We analyzed the International Classification of Diseases, 10th edition (ICD-10) diagnostic codes, procedure codes, and radiographic image codes for vertebral fracture (VF) used in the database of Health Insurance Review and Assessment Service (HIRA) of Korea to establish a validated operational definition for identifying patients with osteoporotic VF in claims data.
We developed three operational definitions for detecting VFs using 9 diagnostic codes, 5 procedure codes and 4 imaging codes. Medical records and radiographs of 2,819 patients, who had primary and subordinated codes of VF between January 2016 and December 2016 at two institutions, were reviewed to detect true vertebral fractures. We evaluated the sensitivity and positive predictive value (PPV) of the operational definition in detecting true osteoporotic VF and obtained the receiver operating characteristic (ROC) curve.
Among the 2,819 patients who had primary or secondary diagnosis codes for VF, 995 patients satisfied at least one of the criteria for the operational definition of osteoporotic VF. Of these patients, 594 were judged as having true fractures based on medical records and radiographic examinations. The sensitivity and PPV were 62.5 (95% confidence interval [CI], 59.4-65.6) and 59.7(95% CI, 56.6-62.8) respectively. In the receiver operating characteristic analysis, area under the curve (AUC) was 0.706 (95% CI, 0.688-0.724).

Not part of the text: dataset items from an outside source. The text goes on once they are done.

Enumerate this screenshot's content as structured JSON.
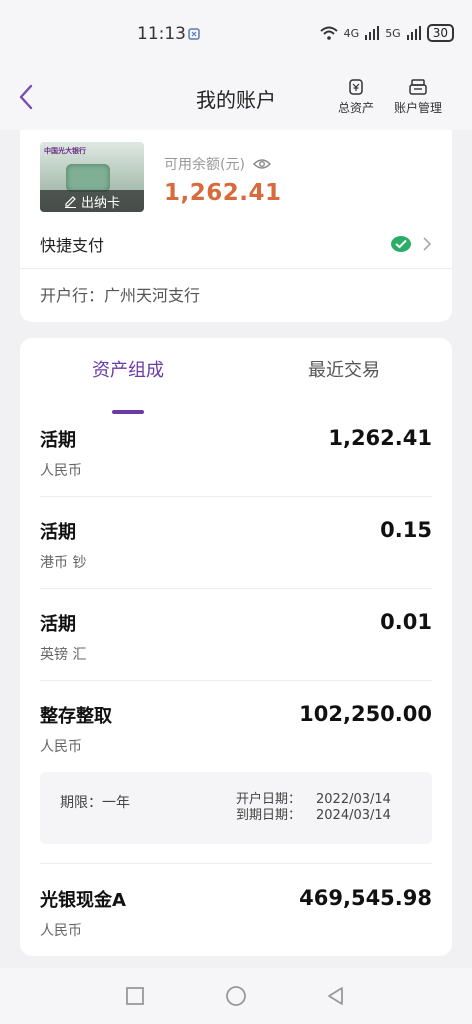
{
  "status_bar": {
    "time": "11:13",
    "signal_1": "6",
    "signal_2": "4G",
    "signal_3": "5G",
    "battery": "30"
  },
  "header": {
    "title": "我的账户",
    "actions": [
      {
        "label": "总资产",
        "icon": "wallet-icon"
      },
      {
        "label": "账户管理",
        "icon": "card-manage-icon"
      }
    ]
  },
  "account": {
    "card_bank_name": "中国光大银行",
    "withdraw_label": "出纳卡",
    "balance_label": "可用余额(元)",
    "balance": "1,262.41",
    "quick_pay_label": "快捷支付",
    "branch": "开户行：广州天河支行"
  },
  "tabs": [
    {
      "label": "资产组成",
      "active": true
    },
    {
      "label": "最近交易",
      "active": false
    }
  ],
  "assets": [
    {
      "name": "活期",
      "currency": "人民币",
      "amount": "1,262.41"
    },
    {
      "name": "活期",
      "currency": "港币 钞",
      "amount": "0.15"
    },
    {
      "name": "活期",
      "currency": "英镑 汇",
      "amount": "0.01"
    },
    {
      "name": "整存整取",
      "currency": "人民币",
      "amount": "102,250.00"
    },
    {
      "name": "光银现金A",
      "currency": "人民币",
      "amount": "469,545.98"
    }
  ],
  "term_deposit": {
    "term": "期限：一年",
    "open_date_label": "开户日期：",
    "open_date": "2022/03/14",
    "due_date_label": "到期日期：",
    "due_date": "2024/03/14"
  },
  "colors": {
    "accent": "#6a3aa8",
    "balance": "#d86a3c",
    "wechat_green": "#2aae67"
  }
}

Our findings demonstrate the validity of our operational definitions to identify VFs more accurately using claims data. This algorithm to identify VF is likely to be useful in future studies for diagnosing osteoporotic VF.
我们分析了韩国健康保险审查与评估服务(HIRA)数据库中使用的国际疾病分类第 10 版(ICD-10)诊断代码、程序代码和影像学代码,以建立一种经验证的、用于从索赔数据中识别骨质疏松性椎体骨折(VF)患者的操作性定义。
我们使用 9 个诊断代码、5 个程序代码和 4 个影像学代码开发了三种用于检测 VF 的操作性定义。对两家机构在 2016 年 1 月至 2016 年 12 月期间有原发性和次要 VF 编码的 2819 例患者的病历和 X 线片进行了回顾,以检测真正的椎体骨折。我们评估了操作性定义检测真正的骨质疏松性 VF 的敏感性和阳性预测值(PPV),并获得了受试者工作特征(ROC)曲线。
在 2819 例有原发性或继发性 VF 诊断代码的患者中,有 995 例符合骨质疏松性 VF 操作性定义标准中的至少一条。在这些患者中,根据病历和影像学检查,有 594 例被判断为存在真正的骨折。敏感性和 PPV 分别为 62.5%(95%置信区间[CI],59.4-65.6)和 59.7%(95% CI,56.6-62.8)。在 ROC 分析中,曲线下面积(AUC)为 0.706(95%CI,0.688-0.724)。
我们的研究结果表明,我们的操作性定义能够更准确地识别索赔数据中的 VF,具有有效性。这种用于识别 VF 的算法可能对未来诊断骨质疏松性 VF 的研究有用。